There came a time when I counted twenty-three people in the minibus, not including the infants. Then the driver slowed down again. Why is he stopping? I wondered. Maybe somebody’s getting off because there’s no room for anyone else to get on. Wrong. Two more people somehow entered and found a place to stand. A few minutes later we stopped again and two more bodies miraculously squeezed through the door and managed to wedge themselves in. By my count there were now twenty-seven of us inside the minibus, not including the infants and the guy who collected the fares. He was now hanging on the outside. Unbelievable.
I got off (out?) a few kilometers south of the Nkhotakota, at the juncture of a dirt road leading down to the lake. I didn’t bother trying to make my way to the side door. Instead, I clambered over my seat and fell awkwardly out the opened back door, much to everyone’s amusement. The dirt road led down to a lodge where I intended to spend the night. Don had told me about it and a nearby village nearby which he thought had potential for the video.

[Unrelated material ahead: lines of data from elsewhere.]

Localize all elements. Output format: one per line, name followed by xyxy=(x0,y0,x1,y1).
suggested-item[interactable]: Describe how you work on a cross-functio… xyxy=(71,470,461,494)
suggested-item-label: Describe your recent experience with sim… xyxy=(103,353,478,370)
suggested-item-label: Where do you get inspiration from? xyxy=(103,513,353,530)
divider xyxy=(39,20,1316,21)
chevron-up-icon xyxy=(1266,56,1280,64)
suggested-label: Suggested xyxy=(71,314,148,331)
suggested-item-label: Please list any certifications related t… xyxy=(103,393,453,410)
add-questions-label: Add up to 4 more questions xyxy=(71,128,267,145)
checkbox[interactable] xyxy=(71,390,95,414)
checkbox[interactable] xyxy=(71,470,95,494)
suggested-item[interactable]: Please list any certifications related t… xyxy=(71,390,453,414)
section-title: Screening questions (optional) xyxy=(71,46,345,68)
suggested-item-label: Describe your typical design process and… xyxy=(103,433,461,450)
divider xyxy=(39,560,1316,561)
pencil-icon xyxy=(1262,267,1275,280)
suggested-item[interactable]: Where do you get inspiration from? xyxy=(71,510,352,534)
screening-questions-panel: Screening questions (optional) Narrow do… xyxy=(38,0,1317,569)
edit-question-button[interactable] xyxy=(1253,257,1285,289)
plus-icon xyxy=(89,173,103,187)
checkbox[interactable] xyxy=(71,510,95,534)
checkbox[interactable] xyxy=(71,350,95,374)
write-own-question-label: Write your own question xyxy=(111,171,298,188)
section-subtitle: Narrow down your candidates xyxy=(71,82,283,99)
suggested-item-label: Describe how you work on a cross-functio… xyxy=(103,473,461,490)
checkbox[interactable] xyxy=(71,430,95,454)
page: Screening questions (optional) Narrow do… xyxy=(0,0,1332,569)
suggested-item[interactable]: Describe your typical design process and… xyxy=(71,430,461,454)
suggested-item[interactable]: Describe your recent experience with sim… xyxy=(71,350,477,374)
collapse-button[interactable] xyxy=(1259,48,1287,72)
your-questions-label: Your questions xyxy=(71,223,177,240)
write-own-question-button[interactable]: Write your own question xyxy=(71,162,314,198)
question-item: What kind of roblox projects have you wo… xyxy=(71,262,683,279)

I walked for forty-five minutes down the road, a few times encountering little kids who greeted me with waves and big smiles. (The kids here are so alive and beautiful I can hardly believe it.) The day was warm and breezy. I felt good.
The village proved too far to be practical, but the lodge compound was wonderful–staffed with typical Malawians, uncommonly gracious and friendly people, and situated among palm trees on a sandy beach looking out across the blue waters of the lake to the distant hills of Mozambique. All this I could see from the window of my room which was large and airy, with three beds, tile floors and bathroom, and a twelve foot ceiling. There was a refrigerator and an electric pot to make tea or coffee. In short, the place had everything, including what is probably the most wondrous and welcome invention in the history of the human race: a shower with real hot water.
It took me another day and a half on minibuses to reach my destination. Once or twice the number of passengers again exceeded twenty. Another time the front passenger door wouldn’t stay shut. The problem was solved with some black electrician’s tape. On the final leg to Mzuzu we stopped at a village where a huge white sow lay foot-bound by the side of the road. Where is that pig going? I wondered. Turned out it was going into the minibus I was in. They opened the back door and several guys managed to load the struggling animal in sideways. I was sitting in the back seat and it lay directly behind me. The pig was so big the back door wouldn’t close completely and they had to tie it shut with a rope. From nose to tail the sow stretched the entire width of the minibus. Her squeals, in that confined space, were deafening. None of the other passengers seemed to mind. And, to tell you the truth, neither did I.